The GDPR – Key Definitions
We are aware that certain keywords used by the Regulation and GDPR Professionals may sound intimidating or over-complicated, therefore the below acts as a simple guideline to help you understand better basic terms and terminology used by day-to-day practitioners of GDPR, like us.
- Personal Data: This term is tossed around quite often however what does it really mean? Personal data is data that refers to an identifiable natural living person. Examples: name, surname, identification number, and location data. (This is not an exhaustive list)
- Data Subject: This refers to the identifiable natural person whose personal data is being used. This term is often used in forms, privacy notices or privacy policies, etc.
- Processing: This means any activity carried out on personal data, such as the simple action of making use of personal information. This includes, but is not limited to, analysing data, disclosing data, making data available and even destroying data. It’s important to note that processing may be active or inactive. Active processing includes the above-mentioned forms whereas inactive processing includes by way of example the storage of data on your personal computer. Therefore, even if you are not actively making use of data, you may still be processing data and therefore all legal principles concerning personal data still apply.
- Special Categories of Personal Data: This is another category of personal data and just like personal data, special categories of personal data pertain to any identifiable living person.
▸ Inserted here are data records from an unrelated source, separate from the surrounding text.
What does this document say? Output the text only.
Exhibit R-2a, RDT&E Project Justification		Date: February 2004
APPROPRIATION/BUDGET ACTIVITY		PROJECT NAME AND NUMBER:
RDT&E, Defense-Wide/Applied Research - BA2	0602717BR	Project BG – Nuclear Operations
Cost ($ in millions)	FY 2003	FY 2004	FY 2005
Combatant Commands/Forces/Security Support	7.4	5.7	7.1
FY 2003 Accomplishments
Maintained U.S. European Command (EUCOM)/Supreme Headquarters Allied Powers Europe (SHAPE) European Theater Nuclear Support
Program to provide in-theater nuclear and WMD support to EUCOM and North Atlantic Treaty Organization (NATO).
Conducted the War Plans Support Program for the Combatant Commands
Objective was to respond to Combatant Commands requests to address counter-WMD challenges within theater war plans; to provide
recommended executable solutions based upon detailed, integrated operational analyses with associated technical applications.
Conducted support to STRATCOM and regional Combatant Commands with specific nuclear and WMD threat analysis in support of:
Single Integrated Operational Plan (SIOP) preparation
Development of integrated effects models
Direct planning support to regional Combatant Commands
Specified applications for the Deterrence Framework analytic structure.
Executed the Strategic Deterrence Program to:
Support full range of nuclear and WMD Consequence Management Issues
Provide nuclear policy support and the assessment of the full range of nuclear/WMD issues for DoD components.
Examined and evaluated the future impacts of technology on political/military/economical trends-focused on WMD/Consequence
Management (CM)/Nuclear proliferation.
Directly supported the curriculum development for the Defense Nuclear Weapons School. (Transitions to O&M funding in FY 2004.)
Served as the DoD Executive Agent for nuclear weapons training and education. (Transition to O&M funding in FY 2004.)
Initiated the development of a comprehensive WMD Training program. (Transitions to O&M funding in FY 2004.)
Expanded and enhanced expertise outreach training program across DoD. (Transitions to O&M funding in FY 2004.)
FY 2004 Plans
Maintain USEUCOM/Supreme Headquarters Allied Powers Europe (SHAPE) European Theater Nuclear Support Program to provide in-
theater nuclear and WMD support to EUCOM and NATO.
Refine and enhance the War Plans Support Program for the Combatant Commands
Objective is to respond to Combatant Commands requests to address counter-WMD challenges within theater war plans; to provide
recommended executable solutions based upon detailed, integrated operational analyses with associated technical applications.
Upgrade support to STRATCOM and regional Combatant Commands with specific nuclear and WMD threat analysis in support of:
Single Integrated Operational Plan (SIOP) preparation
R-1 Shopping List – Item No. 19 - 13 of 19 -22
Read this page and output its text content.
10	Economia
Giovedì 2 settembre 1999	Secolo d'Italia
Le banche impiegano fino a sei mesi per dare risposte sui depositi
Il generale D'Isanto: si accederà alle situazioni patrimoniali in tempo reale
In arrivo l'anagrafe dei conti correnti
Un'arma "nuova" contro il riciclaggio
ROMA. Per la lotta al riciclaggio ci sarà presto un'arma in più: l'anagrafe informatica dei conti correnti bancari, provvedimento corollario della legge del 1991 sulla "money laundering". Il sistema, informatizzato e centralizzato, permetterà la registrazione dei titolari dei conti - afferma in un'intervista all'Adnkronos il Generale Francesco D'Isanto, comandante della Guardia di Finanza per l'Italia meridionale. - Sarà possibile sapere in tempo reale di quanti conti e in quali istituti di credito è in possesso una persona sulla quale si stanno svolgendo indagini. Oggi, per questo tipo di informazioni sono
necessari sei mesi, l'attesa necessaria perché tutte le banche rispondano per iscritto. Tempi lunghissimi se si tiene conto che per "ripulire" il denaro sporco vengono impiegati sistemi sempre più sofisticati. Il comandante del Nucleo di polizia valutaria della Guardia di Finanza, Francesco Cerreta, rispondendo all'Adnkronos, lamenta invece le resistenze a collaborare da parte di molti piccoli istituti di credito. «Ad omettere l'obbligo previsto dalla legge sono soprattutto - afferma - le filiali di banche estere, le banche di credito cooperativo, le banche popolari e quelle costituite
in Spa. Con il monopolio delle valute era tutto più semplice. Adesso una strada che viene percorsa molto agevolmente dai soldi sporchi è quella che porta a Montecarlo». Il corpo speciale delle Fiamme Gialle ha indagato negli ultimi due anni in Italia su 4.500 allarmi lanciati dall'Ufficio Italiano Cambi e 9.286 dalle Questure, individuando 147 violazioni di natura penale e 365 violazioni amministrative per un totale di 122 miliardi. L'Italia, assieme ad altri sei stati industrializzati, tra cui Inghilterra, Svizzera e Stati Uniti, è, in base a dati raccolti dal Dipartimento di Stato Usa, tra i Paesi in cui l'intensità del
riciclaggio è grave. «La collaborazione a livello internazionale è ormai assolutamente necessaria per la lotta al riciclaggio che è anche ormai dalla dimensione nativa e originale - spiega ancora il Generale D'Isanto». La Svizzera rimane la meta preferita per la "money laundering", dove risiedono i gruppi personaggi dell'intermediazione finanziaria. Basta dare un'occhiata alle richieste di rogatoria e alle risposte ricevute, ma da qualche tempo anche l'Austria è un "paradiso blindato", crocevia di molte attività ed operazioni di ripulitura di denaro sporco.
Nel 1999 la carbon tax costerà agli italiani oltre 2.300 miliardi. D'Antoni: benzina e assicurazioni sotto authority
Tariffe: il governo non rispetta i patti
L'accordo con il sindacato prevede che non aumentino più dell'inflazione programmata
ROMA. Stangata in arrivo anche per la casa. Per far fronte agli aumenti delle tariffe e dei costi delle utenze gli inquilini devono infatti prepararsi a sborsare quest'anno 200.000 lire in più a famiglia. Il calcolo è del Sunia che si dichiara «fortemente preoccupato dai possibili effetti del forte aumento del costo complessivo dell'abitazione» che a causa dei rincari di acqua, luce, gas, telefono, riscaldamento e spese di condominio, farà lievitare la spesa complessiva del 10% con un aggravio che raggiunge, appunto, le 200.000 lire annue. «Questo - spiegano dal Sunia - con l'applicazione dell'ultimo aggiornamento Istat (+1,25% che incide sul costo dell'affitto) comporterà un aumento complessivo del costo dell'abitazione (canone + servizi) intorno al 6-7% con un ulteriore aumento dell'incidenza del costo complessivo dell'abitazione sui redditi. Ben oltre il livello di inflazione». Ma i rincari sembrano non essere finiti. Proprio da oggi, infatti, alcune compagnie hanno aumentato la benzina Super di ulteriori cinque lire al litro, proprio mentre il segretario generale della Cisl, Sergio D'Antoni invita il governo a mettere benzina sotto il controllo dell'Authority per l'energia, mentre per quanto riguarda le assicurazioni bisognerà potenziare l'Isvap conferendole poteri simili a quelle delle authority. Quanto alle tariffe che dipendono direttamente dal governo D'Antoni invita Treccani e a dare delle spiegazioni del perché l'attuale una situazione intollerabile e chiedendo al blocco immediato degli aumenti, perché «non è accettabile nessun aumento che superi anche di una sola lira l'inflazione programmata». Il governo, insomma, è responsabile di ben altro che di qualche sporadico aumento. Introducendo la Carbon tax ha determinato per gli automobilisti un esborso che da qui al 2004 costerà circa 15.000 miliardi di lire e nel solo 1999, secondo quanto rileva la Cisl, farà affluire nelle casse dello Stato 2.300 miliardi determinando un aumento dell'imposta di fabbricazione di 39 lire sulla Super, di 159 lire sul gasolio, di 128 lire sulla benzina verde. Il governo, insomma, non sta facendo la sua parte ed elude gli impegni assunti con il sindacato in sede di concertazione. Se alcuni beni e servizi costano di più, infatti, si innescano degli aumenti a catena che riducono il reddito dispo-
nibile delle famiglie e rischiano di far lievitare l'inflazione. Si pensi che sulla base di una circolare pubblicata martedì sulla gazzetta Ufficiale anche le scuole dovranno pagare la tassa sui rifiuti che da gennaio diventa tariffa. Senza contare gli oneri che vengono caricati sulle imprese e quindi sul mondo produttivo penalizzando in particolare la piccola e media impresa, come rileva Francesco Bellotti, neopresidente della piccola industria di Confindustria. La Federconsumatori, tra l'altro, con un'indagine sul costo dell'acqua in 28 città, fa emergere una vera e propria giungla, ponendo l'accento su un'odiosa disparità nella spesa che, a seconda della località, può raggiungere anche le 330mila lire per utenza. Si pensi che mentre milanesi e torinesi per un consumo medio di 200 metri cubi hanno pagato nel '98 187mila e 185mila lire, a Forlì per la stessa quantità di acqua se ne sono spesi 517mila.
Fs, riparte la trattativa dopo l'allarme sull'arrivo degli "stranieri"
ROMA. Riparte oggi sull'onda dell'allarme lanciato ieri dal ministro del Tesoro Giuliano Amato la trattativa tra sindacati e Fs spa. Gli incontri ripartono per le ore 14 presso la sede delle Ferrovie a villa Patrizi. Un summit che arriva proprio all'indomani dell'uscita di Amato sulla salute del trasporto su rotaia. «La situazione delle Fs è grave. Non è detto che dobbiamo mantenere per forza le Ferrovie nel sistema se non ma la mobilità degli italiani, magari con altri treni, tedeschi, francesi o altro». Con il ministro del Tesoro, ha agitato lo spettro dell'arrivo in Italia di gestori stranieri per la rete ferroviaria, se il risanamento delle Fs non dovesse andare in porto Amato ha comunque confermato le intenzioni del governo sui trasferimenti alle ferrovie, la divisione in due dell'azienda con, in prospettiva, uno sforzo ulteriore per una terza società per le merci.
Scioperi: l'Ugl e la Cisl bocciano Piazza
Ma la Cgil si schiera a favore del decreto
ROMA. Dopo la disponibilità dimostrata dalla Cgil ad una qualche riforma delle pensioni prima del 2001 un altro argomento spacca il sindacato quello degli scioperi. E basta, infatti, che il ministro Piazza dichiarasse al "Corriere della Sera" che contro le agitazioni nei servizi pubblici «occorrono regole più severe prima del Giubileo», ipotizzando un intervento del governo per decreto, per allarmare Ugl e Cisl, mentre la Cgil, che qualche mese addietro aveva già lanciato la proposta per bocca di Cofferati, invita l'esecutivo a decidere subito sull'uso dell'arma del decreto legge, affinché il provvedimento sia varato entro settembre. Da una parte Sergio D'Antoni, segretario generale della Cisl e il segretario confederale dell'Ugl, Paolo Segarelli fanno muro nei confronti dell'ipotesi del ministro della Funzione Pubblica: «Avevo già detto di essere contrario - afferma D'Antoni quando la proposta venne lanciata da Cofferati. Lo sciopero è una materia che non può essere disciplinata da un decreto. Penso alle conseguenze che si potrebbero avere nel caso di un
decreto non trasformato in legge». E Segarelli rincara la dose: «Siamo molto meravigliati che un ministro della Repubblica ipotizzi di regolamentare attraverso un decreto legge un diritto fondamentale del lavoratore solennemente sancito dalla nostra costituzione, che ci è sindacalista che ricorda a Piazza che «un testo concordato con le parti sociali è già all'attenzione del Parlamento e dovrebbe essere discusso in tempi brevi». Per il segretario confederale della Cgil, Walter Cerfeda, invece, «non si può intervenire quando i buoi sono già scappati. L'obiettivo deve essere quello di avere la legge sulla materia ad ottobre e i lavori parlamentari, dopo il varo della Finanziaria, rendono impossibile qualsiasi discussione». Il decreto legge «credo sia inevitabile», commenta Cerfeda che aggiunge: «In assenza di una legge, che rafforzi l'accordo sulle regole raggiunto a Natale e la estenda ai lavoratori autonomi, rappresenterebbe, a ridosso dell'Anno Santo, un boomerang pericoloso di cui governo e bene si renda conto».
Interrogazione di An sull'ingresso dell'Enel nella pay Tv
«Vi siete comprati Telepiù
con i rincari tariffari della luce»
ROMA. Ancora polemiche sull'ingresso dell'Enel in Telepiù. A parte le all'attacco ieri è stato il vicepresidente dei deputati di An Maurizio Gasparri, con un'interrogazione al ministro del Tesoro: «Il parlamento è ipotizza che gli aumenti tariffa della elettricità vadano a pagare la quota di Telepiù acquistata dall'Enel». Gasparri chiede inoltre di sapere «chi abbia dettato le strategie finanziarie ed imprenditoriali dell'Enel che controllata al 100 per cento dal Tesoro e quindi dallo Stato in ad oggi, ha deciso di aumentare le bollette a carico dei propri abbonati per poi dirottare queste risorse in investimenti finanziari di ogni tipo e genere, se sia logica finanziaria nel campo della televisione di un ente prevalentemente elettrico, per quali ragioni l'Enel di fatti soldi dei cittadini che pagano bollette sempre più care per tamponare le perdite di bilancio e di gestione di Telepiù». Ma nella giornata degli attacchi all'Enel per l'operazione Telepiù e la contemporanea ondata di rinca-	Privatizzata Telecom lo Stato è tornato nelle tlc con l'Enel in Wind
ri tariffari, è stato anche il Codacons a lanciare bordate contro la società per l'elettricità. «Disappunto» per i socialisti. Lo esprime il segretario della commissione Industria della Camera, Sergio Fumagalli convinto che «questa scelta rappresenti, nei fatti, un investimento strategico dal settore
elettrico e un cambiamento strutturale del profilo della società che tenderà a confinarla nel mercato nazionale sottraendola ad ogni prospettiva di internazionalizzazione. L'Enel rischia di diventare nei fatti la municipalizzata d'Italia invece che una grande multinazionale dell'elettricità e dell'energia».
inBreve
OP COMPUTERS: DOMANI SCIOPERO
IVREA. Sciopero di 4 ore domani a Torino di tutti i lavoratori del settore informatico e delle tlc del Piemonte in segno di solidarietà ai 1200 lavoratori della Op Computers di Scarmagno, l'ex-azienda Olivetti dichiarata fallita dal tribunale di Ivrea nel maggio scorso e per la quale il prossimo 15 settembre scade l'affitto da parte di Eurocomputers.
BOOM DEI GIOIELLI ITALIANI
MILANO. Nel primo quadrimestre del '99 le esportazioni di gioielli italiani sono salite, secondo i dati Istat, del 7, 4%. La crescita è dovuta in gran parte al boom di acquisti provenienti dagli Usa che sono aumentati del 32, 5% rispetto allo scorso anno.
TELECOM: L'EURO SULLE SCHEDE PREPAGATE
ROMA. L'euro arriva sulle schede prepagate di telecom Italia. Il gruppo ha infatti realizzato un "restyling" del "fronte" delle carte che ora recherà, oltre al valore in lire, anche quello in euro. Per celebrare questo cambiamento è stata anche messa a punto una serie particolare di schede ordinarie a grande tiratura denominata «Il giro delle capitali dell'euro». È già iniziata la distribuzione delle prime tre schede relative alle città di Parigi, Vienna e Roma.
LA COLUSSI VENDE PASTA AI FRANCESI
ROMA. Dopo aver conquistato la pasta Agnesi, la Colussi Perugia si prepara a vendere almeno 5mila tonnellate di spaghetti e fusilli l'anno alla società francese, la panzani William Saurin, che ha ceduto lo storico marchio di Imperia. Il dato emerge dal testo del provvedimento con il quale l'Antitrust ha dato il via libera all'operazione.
However, this category of personal data concerns specific data related to more sensitive identifiable features of the data subject.
- Controller: The controller may be either a natural person or a legal entity, public authority, agency, sole trader or a body who/which has the capacity to determine the purposes and means of processing of personal data. The controller, either on its own or jointly (along with another controller), may determine the processes as to how and why data is processed and which data should be processed.
- Processor: The processor may be either a natural person or a legal entity, public authority, agency, sole trader or any body who/which carries out the processing activities on behalf of the controller. Therefore, an independent party outsourced to provide processing services, may be defined as the Processor.